Aggressive sunset policies are the second case. Cutting subscribers who have not opened in 90 days will spike your gross churn for one month and pull involuntary numbers up sharply. The benefit is downstream: complaint rates drop, deliverability improves at Gmail and Outlook, and the engaged cohort that remains lifts your open rate by 15-25% on the very next send. We recommend most lists run a sunset every six months for exactly this reason, even though the dashboard looks worse the month it happens.
The third case is a deliberate audience pivot. If you moved a list from one editorial direction to another, you want the people who do not want the new direction to leave. Holding onto them with milder content depresses open rate, sends complaint signals into the wrong place, and prolongs the deliverability cost. Let them go. The re-engagement playbook covers the win-back side, and also when not to bother.
The position we will not soften: gross churn is a vanity number on its own. Pair it with net growth, segment it by source and cohort, and stop comparing your monthly figure to a 5% SaaS-churn benchmark that has nothing to do with how an email list behaves.
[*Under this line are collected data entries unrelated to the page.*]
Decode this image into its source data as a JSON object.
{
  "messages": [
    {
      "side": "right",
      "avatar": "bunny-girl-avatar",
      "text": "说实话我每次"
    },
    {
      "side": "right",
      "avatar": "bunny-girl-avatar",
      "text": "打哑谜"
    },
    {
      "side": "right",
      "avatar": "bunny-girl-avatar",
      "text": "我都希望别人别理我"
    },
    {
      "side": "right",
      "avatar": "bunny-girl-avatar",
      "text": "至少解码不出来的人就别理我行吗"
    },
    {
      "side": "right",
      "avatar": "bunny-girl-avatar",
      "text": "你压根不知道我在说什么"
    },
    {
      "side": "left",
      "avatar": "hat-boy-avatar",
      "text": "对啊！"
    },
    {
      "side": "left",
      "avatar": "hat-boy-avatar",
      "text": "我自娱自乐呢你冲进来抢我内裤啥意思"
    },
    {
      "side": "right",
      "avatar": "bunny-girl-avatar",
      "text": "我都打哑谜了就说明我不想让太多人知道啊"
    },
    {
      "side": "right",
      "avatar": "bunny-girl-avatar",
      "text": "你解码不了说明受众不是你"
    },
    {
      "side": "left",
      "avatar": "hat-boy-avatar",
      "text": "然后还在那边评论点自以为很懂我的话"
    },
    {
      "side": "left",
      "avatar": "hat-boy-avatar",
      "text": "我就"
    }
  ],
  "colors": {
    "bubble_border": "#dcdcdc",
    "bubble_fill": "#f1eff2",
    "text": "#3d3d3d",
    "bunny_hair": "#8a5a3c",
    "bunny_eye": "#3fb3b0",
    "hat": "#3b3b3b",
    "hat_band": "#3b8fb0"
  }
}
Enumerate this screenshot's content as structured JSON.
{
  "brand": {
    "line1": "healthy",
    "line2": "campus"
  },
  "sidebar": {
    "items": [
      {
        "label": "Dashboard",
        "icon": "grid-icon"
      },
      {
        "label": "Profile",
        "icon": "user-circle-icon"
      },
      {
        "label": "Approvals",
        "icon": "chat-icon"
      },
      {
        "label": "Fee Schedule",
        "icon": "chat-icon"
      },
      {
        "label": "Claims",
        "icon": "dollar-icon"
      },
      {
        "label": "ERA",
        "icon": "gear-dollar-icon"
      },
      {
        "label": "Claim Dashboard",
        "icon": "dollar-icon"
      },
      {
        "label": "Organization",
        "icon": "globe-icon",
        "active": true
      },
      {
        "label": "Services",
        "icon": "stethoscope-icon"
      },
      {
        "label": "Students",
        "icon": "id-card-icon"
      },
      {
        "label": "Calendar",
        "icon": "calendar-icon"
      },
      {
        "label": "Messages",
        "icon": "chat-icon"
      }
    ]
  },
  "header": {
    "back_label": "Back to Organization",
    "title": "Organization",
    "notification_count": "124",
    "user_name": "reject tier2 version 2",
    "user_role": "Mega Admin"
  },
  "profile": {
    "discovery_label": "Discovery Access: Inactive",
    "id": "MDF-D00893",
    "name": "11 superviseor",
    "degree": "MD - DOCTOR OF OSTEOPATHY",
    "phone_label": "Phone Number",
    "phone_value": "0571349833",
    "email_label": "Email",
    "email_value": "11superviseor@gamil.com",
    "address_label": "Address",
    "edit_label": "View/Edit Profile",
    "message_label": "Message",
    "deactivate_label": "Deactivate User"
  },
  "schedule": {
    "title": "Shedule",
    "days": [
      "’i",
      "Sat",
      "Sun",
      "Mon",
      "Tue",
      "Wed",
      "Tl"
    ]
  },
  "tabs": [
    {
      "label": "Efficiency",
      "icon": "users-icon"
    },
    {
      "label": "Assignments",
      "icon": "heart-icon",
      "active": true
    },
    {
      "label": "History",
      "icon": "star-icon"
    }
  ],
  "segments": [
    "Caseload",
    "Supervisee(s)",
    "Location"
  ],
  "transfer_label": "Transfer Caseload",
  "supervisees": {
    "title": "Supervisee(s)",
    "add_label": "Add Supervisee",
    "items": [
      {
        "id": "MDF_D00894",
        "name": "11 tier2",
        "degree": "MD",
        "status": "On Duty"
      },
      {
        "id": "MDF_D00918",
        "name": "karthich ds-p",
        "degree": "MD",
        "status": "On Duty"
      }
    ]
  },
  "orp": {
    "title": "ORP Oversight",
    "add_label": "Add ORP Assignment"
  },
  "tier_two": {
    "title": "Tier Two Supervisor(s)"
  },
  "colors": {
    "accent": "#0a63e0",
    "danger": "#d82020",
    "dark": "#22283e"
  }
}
The closest sibling metric is per-send unsubscribe rate, which sits on the same shelf and answers a narrower question.
Frequently asked questions
What is a good newsletter churn rate?
A healthy monthly voluntary churn rate sits between 0.2% and 1.0% for most niches. B2B SaaS and finance lists run lowest at 0.2% to 0.6%. Creator and Substack lists run highest at 1.2% to 2.5% because they are paired with higher acquisition velocity. The number on its own does not tell you whether the list is healthy. Pair it with monthly acquisition rate and read net growth.
How do you calculate email list churn?
Divide subscribers lost during the period by subscribers at the start of the period, then multiply by 100. Gross churn counts everyone who left including hard bounces, spam complaints, and sunset-policy removals. Net churn subtracts new subscribers acquired during the same period. Always calculate against starting subscribers, not average subscribers, to keep the number comparable month over month.
Is 2% monthly churn bad for a newsletter?
Two percent monthly churn is bad for a B2B SaaS list and normal for a Substack creator list. Niche matters more than the absolute number. If your acquisition rate is above 2% per month, a 2% churn is sustainable. If acquisition is at 0.5%, the list is shrinking 1.5% per month and you need to fix acquisition before you touch content.
How is churn different from unsubscribe rate?
Unsubscribe rate is measured per send and counts only one type of loss: the recipient clicking unsubscribe. Churn is measured per month and includes unsubscribes plus hard bounces, spam complaints, and any subscribers removed by a sunset policy. A list can have a healthy 0.3% unsubscribe rate per send but a 1.5% monthly churn if involuntary removals are running hot in the background.
What causes newsletter churn?
The main causes in our audit work are send frequency mismatch, topic drift away from what subscribers signed up for, sender identity changes such as a new From name or domain, and sunset removals catching up after a period of weak list hygiene. The pattern of when subscribers leave (concentrated within 24 hours of a send versus spread evenly across the month) usually identifies which cause is responsible.